Residential rents in the UK rose at a record rate last month, with tenants in London facing an even greater increase, as higher borrowing costs and a shortage of properties pushed up prices.

Private property rental prices across the country rose 4.8 per cent in the 12 months to April, the biggest increase since the national data series began in 2016, according to figures from the Office for National Statistics published on Wednesday. Renters in the capital faced an even bigger increase of 5 per cent, the highest rate since November 2012.

“The rapid growth within UK rental prices shows no sign of abating”, said Aimee North, ONS head of housing market indices.

The rise in rents comes as property ownership has become increasingly expensive following a sharp increase in borrowing costs. The average interest rate for new mortgages rose to 4.4 per cent in March, the highest level since 2008, according to Bank of England data released in early May.

“As long as mortgage rates remain elevated, more Britons will be inclined to rent rather than taking the plunge into home ownership,” said Myron Jobson, finance analyst at Interactive Investor.

Tom Bill, head of UK residential research at Knight Frank, said a lack of suitable properties was partly to blame for rising rents and was making “life difficult for a growing number of tenants”.

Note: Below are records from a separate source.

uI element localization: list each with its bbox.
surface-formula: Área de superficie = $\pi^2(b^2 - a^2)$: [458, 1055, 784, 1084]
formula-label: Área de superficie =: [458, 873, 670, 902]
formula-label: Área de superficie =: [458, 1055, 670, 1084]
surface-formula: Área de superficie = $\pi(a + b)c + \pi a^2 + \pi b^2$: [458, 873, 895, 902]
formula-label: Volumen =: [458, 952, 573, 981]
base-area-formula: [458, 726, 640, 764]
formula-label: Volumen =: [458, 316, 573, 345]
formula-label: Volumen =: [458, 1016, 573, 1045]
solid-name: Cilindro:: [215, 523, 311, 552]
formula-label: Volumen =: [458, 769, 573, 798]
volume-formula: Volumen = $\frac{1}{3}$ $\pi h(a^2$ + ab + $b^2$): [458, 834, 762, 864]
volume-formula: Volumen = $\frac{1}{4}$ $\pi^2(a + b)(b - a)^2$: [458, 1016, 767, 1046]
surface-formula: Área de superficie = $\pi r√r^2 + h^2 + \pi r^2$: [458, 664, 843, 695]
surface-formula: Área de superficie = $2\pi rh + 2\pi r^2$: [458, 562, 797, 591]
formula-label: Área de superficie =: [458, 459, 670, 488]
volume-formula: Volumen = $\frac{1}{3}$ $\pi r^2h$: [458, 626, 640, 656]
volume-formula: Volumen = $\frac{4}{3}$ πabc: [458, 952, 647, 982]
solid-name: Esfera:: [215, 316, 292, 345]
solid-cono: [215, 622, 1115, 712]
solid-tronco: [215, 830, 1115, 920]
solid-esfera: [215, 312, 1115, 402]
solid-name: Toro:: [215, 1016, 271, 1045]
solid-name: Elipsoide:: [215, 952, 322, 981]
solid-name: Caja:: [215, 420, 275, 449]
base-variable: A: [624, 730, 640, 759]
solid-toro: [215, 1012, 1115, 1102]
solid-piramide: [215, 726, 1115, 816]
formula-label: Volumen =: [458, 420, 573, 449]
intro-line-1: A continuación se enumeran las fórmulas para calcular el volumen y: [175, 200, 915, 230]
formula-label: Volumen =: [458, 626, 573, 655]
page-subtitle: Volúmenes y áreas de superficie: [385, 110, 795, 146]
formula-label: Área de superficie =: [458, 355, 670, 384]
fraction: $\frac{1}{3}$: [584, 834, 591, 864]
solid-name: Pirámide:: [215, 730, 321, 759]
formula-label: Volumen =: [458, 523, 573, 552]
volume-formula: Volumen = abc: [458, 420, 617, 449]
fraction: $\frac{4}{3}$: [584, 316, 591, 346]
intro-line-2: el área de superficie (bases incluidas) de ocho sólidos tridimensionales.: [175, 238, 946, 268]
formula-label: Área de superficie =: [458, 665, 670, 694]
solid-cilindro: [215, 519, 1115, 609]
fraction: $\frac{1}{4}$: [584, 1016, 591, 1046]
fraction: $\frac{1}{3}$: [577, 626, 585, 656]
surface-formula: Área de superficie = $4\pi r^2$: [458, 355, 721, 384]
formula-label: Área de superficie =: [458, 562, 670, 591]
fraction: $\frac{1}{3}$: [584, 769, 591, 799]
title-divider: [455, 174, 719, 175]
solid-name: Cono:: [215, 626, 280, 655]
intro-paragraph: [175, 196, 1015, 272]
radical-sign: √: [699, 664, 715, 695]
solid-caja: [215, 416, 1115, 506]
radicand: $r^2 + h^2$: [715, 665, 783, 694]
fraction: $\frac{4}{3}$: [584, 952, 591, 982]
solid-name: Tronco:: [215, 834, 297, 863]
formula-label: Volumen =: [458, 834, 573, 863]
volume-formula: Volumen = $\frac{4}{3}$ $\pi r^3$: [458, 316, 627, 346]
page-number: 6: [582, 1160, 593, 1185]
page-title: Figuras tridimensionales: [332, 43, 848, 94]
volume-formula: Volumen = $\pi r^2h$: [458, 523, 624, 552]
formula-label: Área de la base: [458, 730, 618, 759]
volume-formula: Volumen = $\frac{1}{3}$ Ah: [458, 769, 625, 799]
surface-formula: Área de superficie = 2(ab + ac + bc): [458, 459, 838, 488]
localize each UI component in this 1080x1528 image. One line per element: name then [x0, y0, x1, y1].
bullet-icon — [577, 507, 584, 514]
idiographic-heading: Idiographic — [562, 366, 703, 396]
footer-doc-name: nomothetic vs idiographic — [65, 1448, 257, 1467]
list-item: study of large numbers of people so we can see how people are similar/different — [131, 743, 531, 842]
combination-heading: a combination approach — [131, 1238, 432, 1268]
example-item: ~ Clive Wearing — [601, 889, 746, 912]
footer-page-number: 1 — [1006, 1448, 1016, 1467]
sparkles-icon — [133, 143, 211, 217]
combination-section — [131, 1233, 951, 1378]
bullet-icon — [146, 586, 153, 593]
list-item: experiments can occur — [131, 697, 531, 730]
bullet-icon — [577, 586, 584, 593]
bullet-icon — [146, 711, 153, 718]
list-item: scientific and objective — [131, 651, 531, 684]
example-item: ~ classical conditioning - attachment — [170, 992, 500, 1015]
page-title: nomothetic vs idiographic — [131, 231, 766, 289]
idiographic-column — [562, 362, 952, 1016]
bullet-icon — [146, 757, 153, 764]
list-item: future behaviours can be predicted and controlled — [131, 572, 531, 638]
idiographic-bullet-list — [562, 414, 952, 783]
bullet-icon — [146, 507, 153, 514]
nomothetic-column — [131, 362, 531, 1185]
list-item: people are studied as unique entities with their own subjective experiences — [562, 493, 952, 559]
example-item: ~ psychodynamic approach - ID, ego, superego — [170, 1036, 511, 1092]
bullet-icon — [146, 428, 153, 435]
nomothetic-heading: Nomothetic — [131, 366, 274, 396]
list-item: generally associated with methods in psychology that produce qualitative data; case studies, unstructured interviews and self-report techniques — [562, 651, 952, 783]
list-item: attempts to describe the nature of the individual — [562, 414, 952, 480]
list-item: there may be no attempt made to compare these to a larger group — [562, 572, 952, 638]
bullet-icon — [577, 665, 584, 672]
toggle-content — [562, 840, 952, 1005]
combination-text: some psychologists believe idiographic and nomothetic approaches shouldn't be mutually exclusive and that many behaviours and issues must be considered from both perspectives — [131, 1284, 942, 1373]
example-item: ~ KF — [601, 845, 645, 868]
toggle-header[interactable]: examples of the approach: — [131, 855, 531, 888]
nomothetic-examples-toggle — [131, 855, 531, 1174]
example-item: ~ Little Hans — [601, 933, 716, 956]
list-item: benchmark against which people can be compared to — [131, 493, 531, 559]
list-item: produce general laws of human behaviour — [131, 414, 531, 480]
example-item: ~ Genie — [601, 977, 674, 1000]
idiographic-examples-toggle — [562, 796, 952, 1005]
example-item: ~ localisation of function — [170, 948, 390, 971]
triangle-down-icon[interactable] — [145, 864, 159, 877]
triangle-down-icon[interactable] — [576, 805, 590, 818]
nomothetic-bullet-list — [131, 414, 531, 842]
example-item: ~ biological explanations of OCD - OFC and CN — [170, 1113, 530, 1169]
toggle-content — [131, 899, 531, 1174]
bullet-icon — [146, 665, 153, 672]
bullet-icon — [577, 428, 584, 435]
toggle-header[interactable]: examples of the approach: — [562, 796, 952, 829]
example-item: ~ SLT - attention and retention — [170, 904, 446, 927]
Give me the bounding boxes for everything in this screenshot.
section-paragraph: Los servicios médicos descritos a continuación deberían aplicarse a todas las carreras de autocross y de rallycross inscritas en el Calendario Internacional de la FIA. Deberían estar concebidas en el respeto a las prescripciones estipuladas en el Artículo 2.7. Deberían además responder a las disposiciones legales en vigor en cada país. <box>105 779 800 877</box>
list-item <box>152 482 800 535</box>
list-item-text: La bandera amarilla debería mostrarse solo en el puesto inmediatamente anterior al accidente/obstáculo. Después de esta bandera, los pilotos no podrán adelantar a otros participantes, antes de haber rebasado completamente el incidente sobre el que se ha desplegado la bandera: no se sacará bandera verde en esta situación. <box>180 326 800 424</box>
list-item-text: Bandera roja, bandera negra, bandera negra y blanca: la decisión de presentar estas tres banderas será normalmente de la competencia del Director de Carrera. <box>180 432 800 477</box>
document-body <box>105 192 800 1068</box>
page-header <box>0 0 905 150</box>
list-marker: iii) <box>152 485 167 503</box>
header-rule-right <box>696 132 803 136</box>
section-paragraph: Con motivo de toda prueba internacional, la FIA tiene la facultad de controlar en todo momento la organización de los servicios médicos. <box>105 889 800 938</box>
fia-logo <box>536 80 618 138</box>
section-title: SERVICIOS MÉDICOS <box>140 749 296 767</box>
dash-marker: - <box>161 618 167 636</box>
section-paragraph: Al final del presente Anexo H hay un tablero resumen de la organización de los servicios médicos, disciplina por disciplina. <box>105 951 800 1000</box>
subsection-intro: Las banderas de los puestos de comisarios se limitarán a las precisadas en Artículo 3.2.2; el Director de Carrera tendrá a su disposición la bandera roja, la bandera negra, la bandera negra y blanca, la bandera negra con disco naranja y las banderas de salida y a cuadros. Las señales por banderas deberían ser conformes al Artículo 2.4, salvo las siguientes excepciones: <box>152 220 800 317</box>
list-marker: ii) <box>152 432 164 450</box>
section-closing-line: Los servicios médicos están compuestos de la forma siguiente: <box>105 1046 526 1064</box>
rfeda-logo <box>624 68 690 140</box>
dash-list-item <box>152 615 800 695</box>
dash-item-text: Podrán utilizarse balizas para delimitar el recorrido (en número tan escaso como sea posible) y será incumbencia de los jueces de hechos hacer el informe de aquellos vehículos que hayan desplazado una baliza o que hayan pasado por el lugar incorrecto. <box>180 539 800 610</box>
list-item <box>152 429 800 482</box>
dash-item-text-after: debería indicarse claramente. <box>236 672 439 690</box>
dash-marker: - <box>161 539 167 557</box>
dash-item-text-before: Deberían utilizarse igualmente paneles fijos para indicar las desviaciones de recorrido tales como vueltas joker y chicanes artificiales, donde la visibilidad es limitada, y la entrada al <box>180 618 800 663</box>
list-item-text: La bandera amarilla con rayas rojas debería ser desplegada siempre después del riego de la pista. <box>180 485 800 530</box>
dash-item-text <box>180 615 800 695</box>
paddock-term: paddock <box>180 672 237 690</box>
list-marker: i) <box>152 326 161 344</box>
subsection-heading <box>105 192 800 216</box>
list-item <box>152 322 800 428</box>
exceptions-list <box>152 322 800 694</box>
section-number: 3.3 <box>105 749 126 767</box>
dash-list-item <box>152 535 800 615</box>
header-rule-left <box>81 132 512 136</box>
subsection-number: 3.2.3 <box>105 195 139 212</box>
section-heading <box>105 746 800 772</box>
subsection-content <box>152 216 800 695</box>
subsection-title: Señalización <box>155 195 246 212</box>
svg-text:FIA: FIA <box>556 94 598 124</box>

The rising cost of mortgages was reflected in the ONS data, which showed that UK house prices fell 1.2 per cent between February and March, the sixth consecutive month-on-month drop.

“The housing market continued to struggle in March, as affordability issues dampened buyer demand,” said Gabriella Dickens, an economist at Pantheon Macroeconomics.

Mortgage costs have risen rapidly as the BoE pushed through successive interest rate increases, from a historical low of 0.1 per cent in November 2021 to 4.5 per cent at present. Markets expect a further rate rise in June after inflation eased less than expected in April.

The average UK house price was £285,000 in March, £8,000 below the peak in November but £11,000 higher than the same month a year ago, according to the ONS.

The annual pace of house price growth slowed to 4.1 per cent in March — the lowest level since September 2020 — and down from 5.8 per cent in the previous month.

Dickens said she expected house prices to be supported to some extent by a modest recovery in real household income following an increase in benefit payments from April and the decline in energy prices. But she warned that house prices would “remain on a downward trend” for the rest of the year as mortgage rates stayed high.